アイロン台や傘立てが主力商品だった山崎実業
山崎実業の設立は1971年ながら、創業は大正初期となっています。”60年を超える歴史のあるインテリア雑貨の専門メーカー”ということで、もともとどういう商いをしていたのか興味があったんですけど、残念ながら詳しい情報を見つけることはできませんでした。本社は奈良県生駒郡安堵町ということで収納マンのオフィスから遠くなく、一度取材を試みましたが丁重にお断りされてしまいました(苦笑)

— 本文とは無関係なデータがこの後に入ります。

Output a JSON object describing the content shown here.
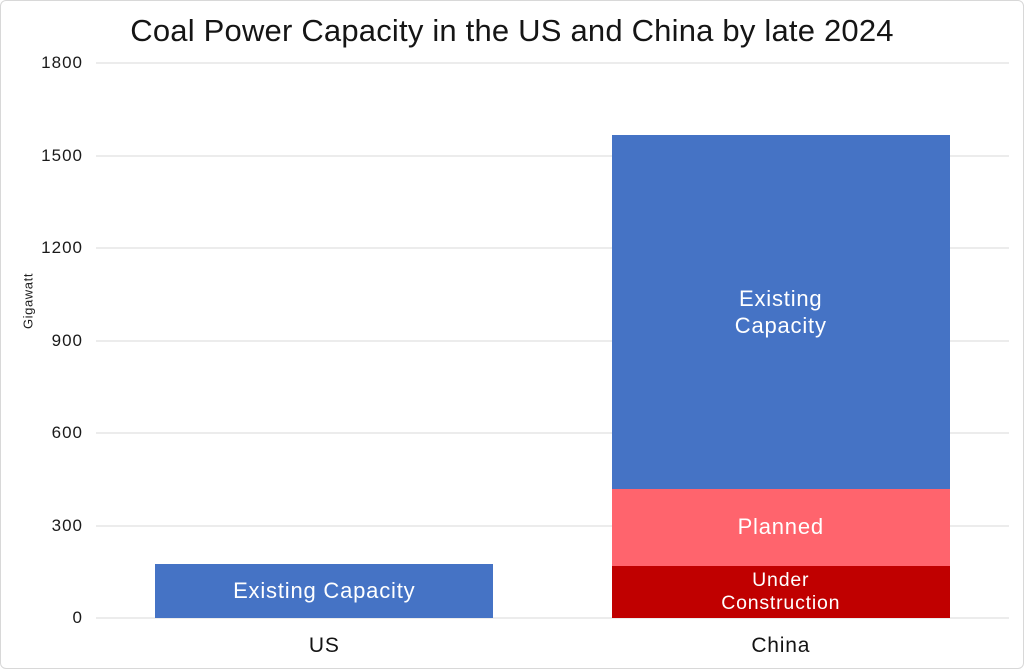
{
  "chart_data": {
    "type": "bar",
    "stacked": true,
    "title": "Coal Power Capacity in the US and China by late 2024",
    "ylabel": "Gigawatt",
    "xlabel": "",
    "unit": "GW",
    "ylim": [
      0,
      1800
    ],
    "yticks": [
      0,
      300,
      600,
      900,
      1200,
      1500,
      1800
    ],
    "grid": "horizontal",
    "legend": "none",
    "categories": [
      "US",
      "China"
    ],
    "series": [
      {
        "name": "Under Construction",
        "color": "#C00000",
        "values": [
          0,
          170
        ],
        "in_bar_labels": [
          "",
          "Under\nConstruction"
        ]
      },
      {
        "name": "Planned",
        "color": "#FF646D",
        "values": [
          0,
          250
        ],
        "in_bar_labels": [
          "",
          "Planned"
        ]
      },
      {
        "name": "Existing Capacity",
        "color": "#4573C5",
        "values": [
          175,
          1145
        ],
        "in_bar_labels": [
          "Existing Capacity",
          "Existing\nCapacity"
        ]
      }
    ]
  },
  "colors": {
    "background": "#ffffff",
    "figure_border": "#d8d8d8",
    "gridline": "#ececec",
    "axis_text": "#1a1a1a",
    "bar_label_text": "#ffffff"
  }
}
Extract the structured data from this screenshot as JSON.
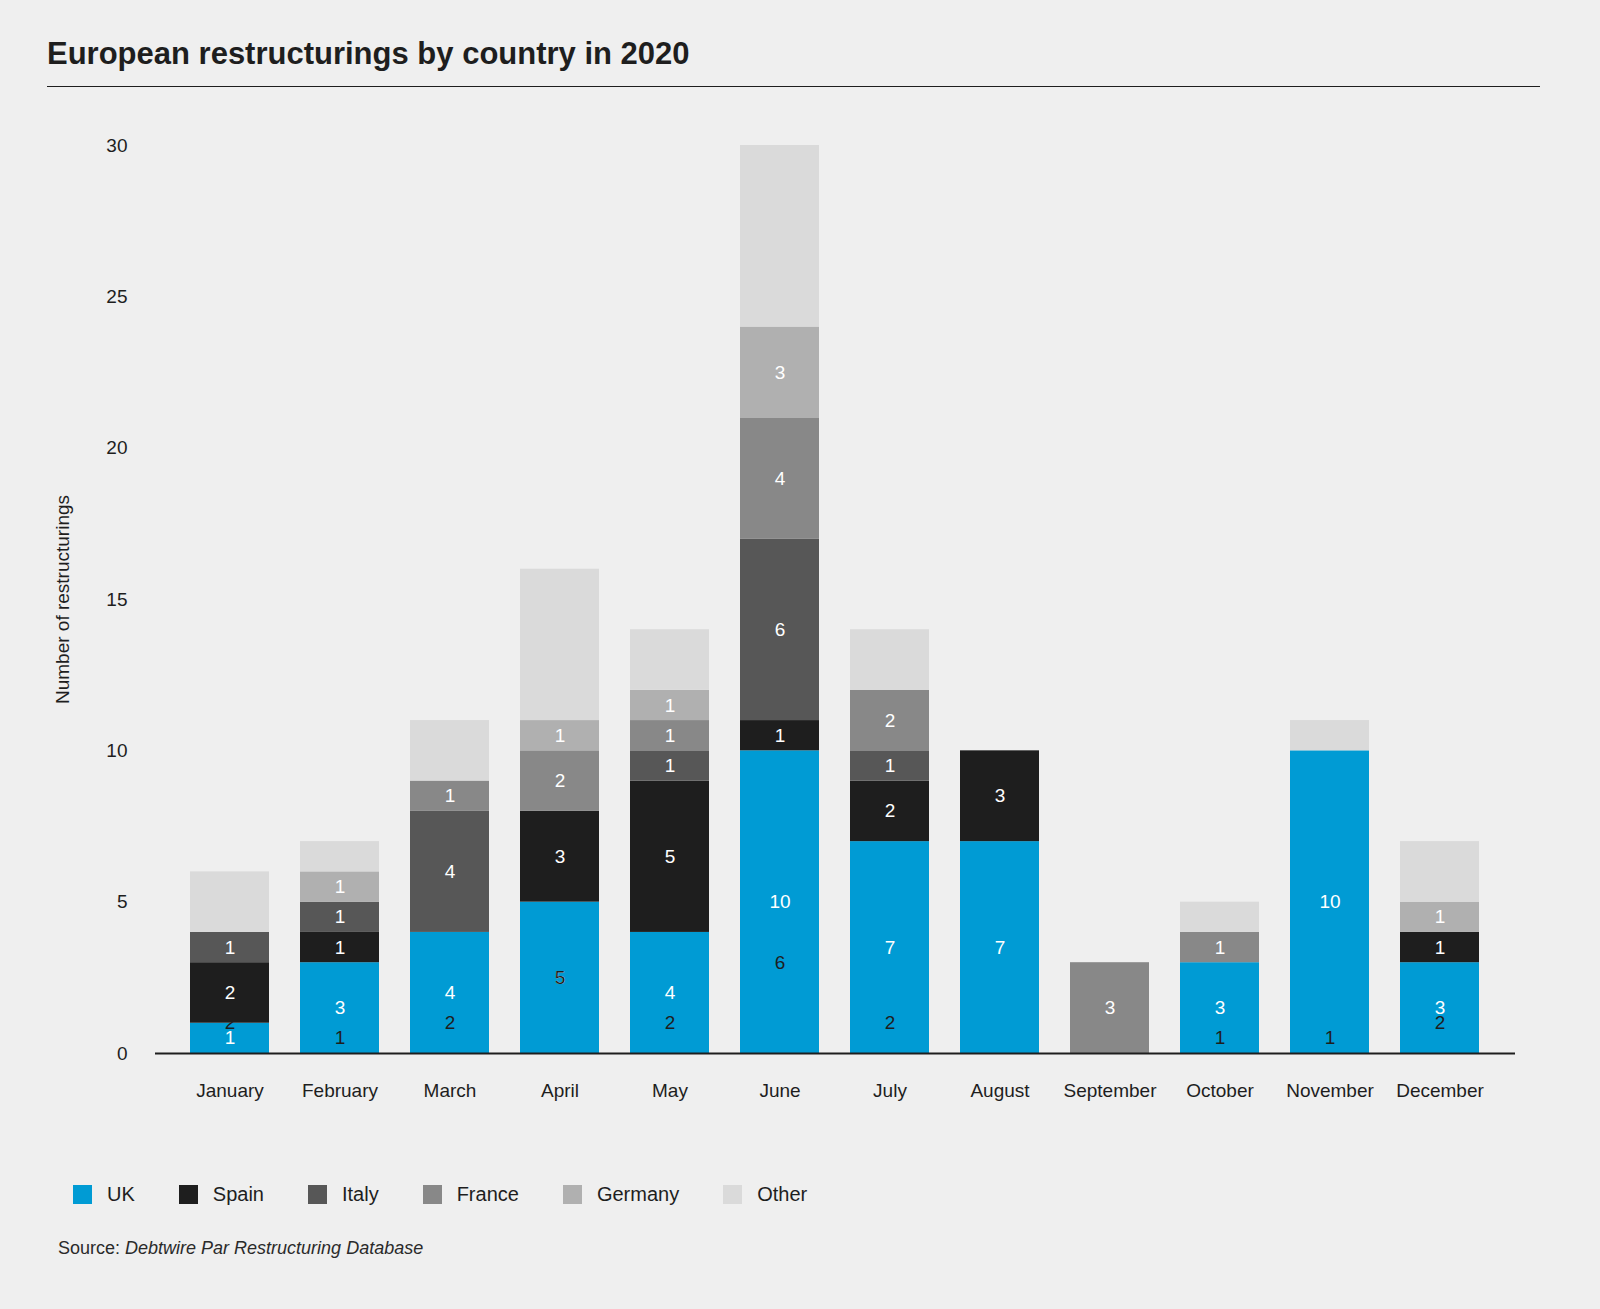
{
  "chart_data": {
    "type": "bar",
    "title": "European restructurings by country in 2020",
    "y_label": "Number of restructurings",
    "source_prefix": "Source:",
    "source": "Debtwire Par Restructuring Database",
    "categories": [
      "January",
      "February",
      "March",
      "April",
      "May",
      "June",
      "July",
      "August",
      "September",
      "October",
      "November",
      "December"
    ],
    "series": [
      {
        "name": "UK",
        "color": "#009bd4",
        "values": [
          1,
          3,
          4,
          5,
          4,
          10,
          7,
          7,
          null,
          3,
          10,
          3
        ]
      },
      {
        "name": "Spain",
        "color": "#1e1e1e",
        "values": [
          2,
          1,
          null,
          3,
          5,
          1,
          2,
          3,
          null,
          null,
          null,
          1
        ]
      },
      {
        "name": "Italy",
        "color": "#575757",
        "values": [
          1,
          1,
          4,
          null,
          1,
          6,
          1,
          null,
          null,
          null,
          null,
          null
        ]
      },
      {
        "name": "France",
        "color": "#888888",
        "values": [
          null,
          null,
          1,
          2,
          1,
          4,
          2,
          null,
          3,
          1,
          null,
          null
        ]
      },
      {
        "name": "Germany",
        "color": "#b0b0b0",
        "values": [
          null,
          1,
          null,
          1,
          1,
          3,
          null,
          null,
          null,
          null,
          null,
          1
        ]
      },
      {
        "name": "Other",
        "color": "#dadada",
        "values": [
          2,
          1,
          2,
          5,
          2,
          6,
          2,
          null,
          null,
          1,
          1,
          2
        ]
      }
    ],
    "ylim": [
      0,
      30
    ],
    "yticks": [
      0,
      5,
      10,
      15,
      20,
      25,
      30
    ],
    "stacked": true,
    "data_labels": true,
    "grid": false,
    "legend": "bottom-left"
  }
}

TOWERシリーズなどがヒットする以前の主力商品はアイロン台や傘立て。もちろん現在も主力商品ですけど、TOWERシリーズなどがキッチンなどを中心に展開されていることを考えると、ちょっと毛色が違う感じもします。
初期のヒット作はレジ袋スタンド「プレート」
近年、ヒット作を連発している山崎実業ですが、その最初はレジ袋スタンド「PLATE(プレート)」だったのではないかと思います。大手カタログ通販で見かけるようになって、「おおっ!これは!」と思った記憶があります。

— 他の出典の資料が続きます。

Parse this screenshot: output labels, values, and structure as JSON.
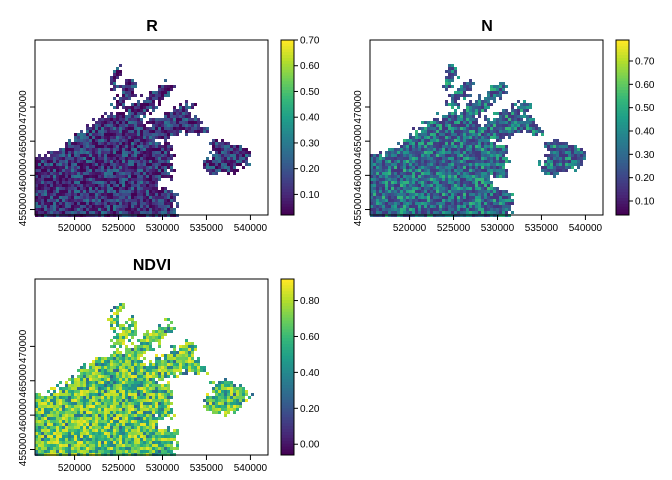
{
  "chart_data": [
    {
      "type": "heatmap",
      "title": "R",
      "xlim": [
        515500,
        542000
      ],
      "ylim": [
        454200,
        479800
      ],
      "x_ticks": [
        520000,
        525000,
        530000,
        535000,
        540000
      ],
      "y_ticks": [
        455000,
        460000,
        465000,
        470000
      ],
      "x_tick_labels": [
        "520000",
        "525000",
        "530000",
        "535000",
        "540000"
      ],
      "y_tick_labels": [
        "455000",
        "460000",
        "465000",
        "470000"
      ],
      "legend": {
        "min": 0.02,
        "max": 0.7,
        "ticks": [
          0.1,
          0.2,
          0.3,
          0.4,
          0.5,
          0.6,
          0.7
        ],
        "tick_labels": [
          "0.10",
          "0.20",
          "0.30",
          "0.40",
          "0.50",
          "0.60",
          "0.70"
        ],
        "placement": "right",
        "colormap": "viridis"
      },
      "value_range": [
        0.02,
        0.3
      ],
      "mean_value": 0.09
    },
    {
      "type": "heatmap",
      "title": "N",
      "xlim": [
        515500,
        542000
      ],
      "ylim": [
        454200,
        479800
      ],
      "x_ticks": [
        520000,
        525000,
        530000,
        535000,
        540000
      ],
      "y_ticks": [
        455000,
        460000,
        465000,
        470000
      ],
      "x_tick_labels": [
        "520000",
        "525000",
        "530000",
        "535000",
        "540000"
      ],
      "y_tick_labels": [
        "455000",
        "460000",
        "465000",
        "470000"
      ],
      "legend": {
        "min": 0.04,
        "max": 0.79,
        "ticks": [
          0.1,
          0.2,
          0.3,
          0.4,
          0.5,
          0.6,
          0.7
        ],
        "tick_labels": [
          "0.10",
          "0.20",
          "0.30",
          "0.40",
          "0.50",
          "0.60",
          "0.70"
        ],
        "placement": "right",
        "colormap": "viridis"
      },
      "value_range": [
        0.15,
        0.55
      ],
      "mean_value": 0.33
    },
    {
      "type": "heatmap",
      "title": "NDVI",
      "xlim": [
        515500,
        542000
      ],
      "ylim": [
        454200,
        479800
      ],
      "x_ticks": [
        520000,
        525000,
        530000,
        535000,
        540000
      ],
      "y_ticks": [
        455000,
        460000,
        465000,
        470000
      ],
      "x_tick_labels": [
        "520000",
        "525000",
        "530000",
        "535000",
        "540000"
      ],
      "y_tick_labels": [
        "455000",
        "460000",
        "465000",
        "470000"
      ],
      "legend": {
        "min": -0.06,
        "max": 0.92,
        "ticks": [
          0.0,
          0.2,
          0.4,
          0.6,
          0.8
        ],
        "tick_labels": [
          "0.00",
          "0.20",
          "0.40",
          "0.60",
          "0.80"
        ],
        "placement": "right",
        "colormap": "viridis"
      },
      "value_range": [
        0.2,
        0.9
      ],
      "mean_value": 0.62
    }
  ],
  "colors": {
    "viridis": [
      "#440154",
      "#482878",
      "#3e4989",
      "#31688e",
      "#26828e",
      "#1f9e89",
      "#35b779",
      "#6ece58",
      "#b5de2b",
      "#fde725"
    ]
  }
}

その後、キャップハンガーの「RINGS(リングス)」、スリッパラックの「LINE(ライン)」
などがやはりカタログ通販で見られるようになりました。ここからは怒涛の勢いでヒット作を連発。カタログ通販だけでなく、ホームセンターでも山崎実業の商品を見かける機会が増えました。アクタスにもたくさん並んでいるところを見ると、デザイン的に高く評価されていることが分かります。
オシャレなのに安くて実用的!
山崎実業の商品が素晴らしいのは、一言で言うと「オシャレなのに安くて実用的」と三拍子揃っていることです。レジ袋スタンド「プレート」の発売からかれこれ10年近く経つと思いますが、未だにオシャレな収納グッズは価格が高くて当たり前です。しかし、山崎実業の場合はオシャレなのに拍子抜けするぐらい手頃な価格のものばかりなのです。

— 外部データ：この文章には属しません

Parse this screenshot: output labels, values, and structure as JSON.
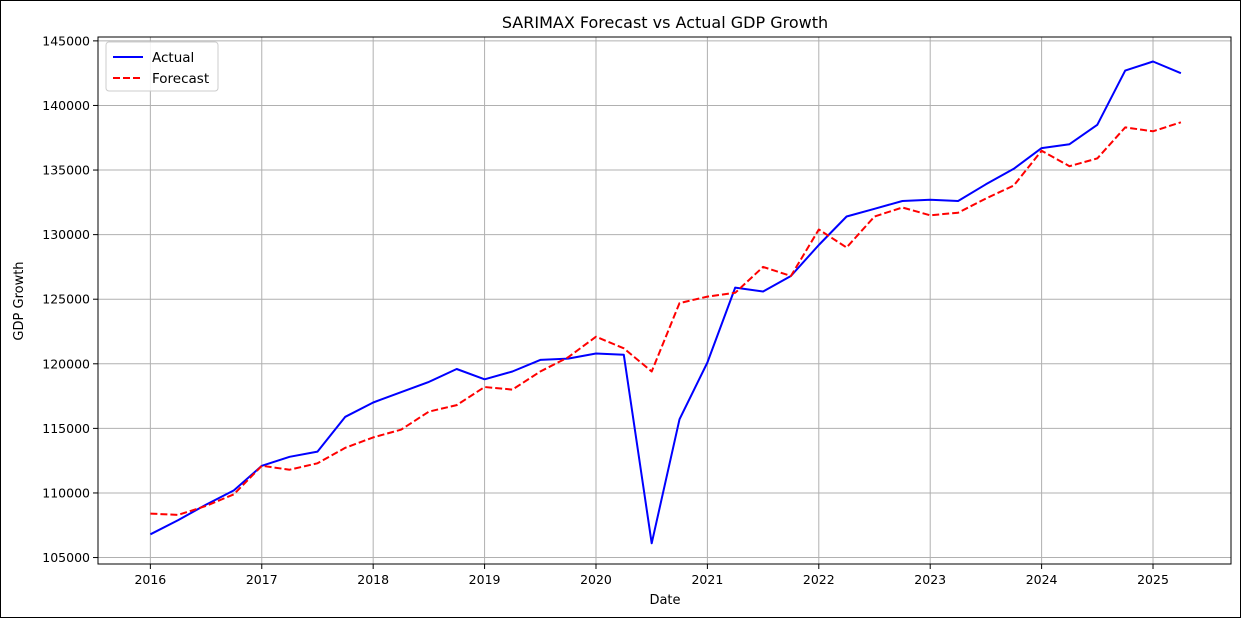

しかも、基本的にスチール製のものがほとんどです。一方で、家庭用品と言えば多くがプラスチック製。力の抜けるようなデザインばかりで、耐久性もあまりありません。その点、山崎実業のスチール製の収納グッズは丈夫なだけでなく、シンプルな構造を実現することができ、実用的でオシャレなのです。
これだけオシャレで素晴らしい商品が、大阪と奈良を隔てる生駒山の麓で作られていることは、私にとってものすごく不思議です。奈良県って言ったら、家具屋不遇の地と呼ばれるほどインテリア業界とはまったく無縁の地域ですよ。
最近のインテリア業界は、いかにマーケティングの力で商品を良く見せて売るかという風潮があります。しかし山崎実業はまったく逆を行っていると思うのです。無用なメディアへの露出は控え、ことさら商品を良く見せることに力を入れるよりも、ただひたすら良いものを作ろうと努力する。そういう姿勢を貫いているんじゃないかと思います。
山崎実業というだけあって、虚業に走らず、実業を大事にしているんでしょうね。口で言うのは簡単ですけど、なかなか真似できないものです。